Don’t blame southerners for defending the interest of their own people. They always rally around perceived victims of oppression or injustice. They circle the wagons in the defense of the rule of law. In our own case, we are indifferent to the plight of our own people who are victims of human rights abuses. We also defend those abuses because the violators are our own. We also defend the people in government and condemn the victims. We were indifferent to SARS abuses and not because we were not victims of those human rights abuses. The only reason for our apathy is that our own is in power.
Abubakar Idris(a.k.a. Dadiyata) disappeared mysteriously in August 2019 without a trace. He has become a statistic. Nobody is talking about his fate; we regard his disappearance as an act of God. How can a citizen just disappear and there was no effort from the authorities to trace him or unravel the mystery? We take pleasure in defending oppression because we are not victims.
The famous author of the “Undesirable Elements” the late Mohammed Sule was a victim of oppression at the hands of the Abacha government. When former President Obasanjo established the Oputa panel, some “concerned” northerners approached him to dissuade him from writing a petition to the panel against Abacha’s chief security officer Major Hamza Al-Mustapha. They told Sule that the panel was created by Obasanjo to humiliate northern leaders. Just imagine how someone could discourage a victim from seeking justice because the oppressor was a northerner.
Muhammad Adamu
My friend and columnist Mohammed Adamu was also a victim of Mustapha’s excesses. Adamu was the villa correspondent of the defunct National Concord, one of Abiola’s publications. The villa didn’t like his unflattering stories; he was just picked up and detained for one year without being charged to court.

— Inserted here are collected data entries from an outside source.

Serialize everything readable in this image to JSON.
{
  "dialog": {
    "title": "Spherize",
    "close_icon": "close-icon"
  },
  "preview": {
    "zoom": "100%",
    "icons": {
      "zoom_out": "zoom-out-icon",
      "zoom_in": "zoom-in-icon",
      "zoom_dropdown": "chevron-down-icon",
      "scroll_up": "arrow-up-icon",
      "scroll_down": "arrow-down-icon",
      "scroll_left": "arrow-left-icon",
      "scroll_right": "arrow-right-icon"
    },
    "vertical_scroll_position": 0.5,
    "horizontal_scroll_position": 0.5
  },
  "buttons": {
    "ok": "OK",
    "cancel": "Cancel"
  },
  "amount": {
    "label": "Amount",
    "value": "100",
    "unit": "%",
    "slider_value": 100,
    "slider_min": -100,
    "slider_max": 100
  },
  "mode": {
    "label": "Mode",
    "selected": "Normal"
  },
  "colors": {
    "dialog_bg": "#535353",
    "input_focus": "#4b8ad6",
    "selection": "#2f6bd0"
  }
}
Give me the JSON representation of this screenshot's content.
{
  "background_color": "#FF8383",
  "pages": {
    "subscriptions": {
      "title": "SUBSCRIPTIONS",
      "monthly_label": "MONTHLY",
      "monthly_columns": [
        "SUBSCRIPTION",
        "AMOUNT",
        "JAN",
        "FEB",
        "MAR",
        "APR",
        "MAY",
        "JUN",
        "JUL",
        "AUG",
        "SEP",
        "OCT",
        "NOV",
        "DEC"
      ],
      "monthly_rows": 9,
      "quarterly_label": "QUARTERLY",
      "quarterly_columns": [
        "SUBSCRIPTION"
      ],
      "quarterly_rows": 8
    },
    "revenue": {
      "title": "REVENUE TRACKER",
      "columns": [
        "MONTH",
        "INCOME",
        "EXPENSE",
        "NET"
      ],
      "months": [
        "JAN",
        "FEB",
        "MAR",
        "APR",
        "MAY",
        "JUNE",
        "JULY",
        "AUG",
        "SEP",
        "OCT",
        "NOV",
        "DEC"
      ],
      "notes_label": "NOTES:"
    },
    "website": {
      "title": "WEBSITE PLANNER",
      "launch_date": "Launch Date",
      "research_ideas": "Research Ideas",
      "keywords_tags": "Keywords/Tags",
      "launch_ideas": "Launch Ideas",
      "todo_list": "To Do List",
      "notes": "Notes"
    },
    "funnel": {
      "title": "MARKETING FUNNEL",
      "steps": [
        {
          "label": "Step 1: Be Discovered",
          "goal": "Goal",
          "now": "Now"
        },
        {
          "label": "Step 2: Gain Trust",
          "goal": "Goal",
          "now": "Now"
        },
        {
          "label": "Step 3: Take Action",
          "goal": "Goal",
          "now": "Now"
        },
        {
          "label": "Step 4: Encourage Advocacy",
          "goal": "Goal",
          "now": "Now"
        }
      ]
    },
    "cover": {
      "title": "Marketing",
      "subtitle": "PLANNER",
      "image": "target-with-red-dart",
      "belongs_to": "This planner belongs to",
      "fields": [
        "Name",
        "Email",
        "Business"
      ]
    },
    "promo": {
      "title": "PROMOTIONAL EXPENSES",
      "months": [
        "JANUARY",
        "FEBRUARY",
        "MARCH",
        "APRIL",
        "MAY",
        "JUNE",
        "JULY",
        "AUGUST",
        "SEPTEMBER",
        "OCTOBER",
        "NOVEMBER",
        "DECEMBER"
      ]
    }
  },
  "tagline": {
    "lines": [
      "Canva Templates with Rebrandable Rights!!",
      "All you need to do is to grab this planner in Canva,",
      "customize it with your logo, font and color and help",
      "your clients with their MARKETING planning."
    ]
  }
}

He regained his freedom by sheer divine intervention following Abacha’s sudden death on June 8, 1998.
Muhammad Sule
Adamu’s ordeal was unspeakable; it was clear the motive for his detention was meant to humiliate him and torture him mentally, and reduce him to a psychological basket case in order to break his spirits. Adamu’s clothe was fraying rapidly on account of constant sitting and sleeping on a bare floor. His only clothing in the detention cell was tearing so badly that it exposed his buttocks; he begged his oppressors to let him replace his clothing because it was unfit for prayers.
Jaafar Jaafar
Unfortunately, but not surprisingly, his appeal for new clothe only hardened the hearts of his oppressors. They were using Chinese-made handcuffs on his wrists. The handcuffs were so cruelly designed that every move he made got them tighter. Mohammed Adamu would have died in detention; what kept him alive was his spiritual strength and faith in God. The emergence of General Abdulsalam Abubakar as new Head of State after Abacha’s sudden death had saved him by the bell.
Both Mohammed Adamu and Mohammed Sule were victims of oppression at the hands of fellow northerners. It took Mr. Abdul Oroh, a southerner, and civil rights activist, to fight for Mohammed Sule at the Oputa panel. It’s high time northerners were united behind victims of human rights violations, even if the abusers happen to be northerners. We have to form a critical mass in the defense of the victims of those violations. If you are indifferent today, how are you sure that you won’t be a victim tomorrow? Look at what has happened to Jaafar Jaafar? Was he not hounded out of the country for exposing corruption? So, don’t blame the southwest and southeast leaders for defending the human rights of their own people. If you are reluctant or lack the will to fight for your own rights, you shouldn’t blame others for their courage to defend the rights of their own people.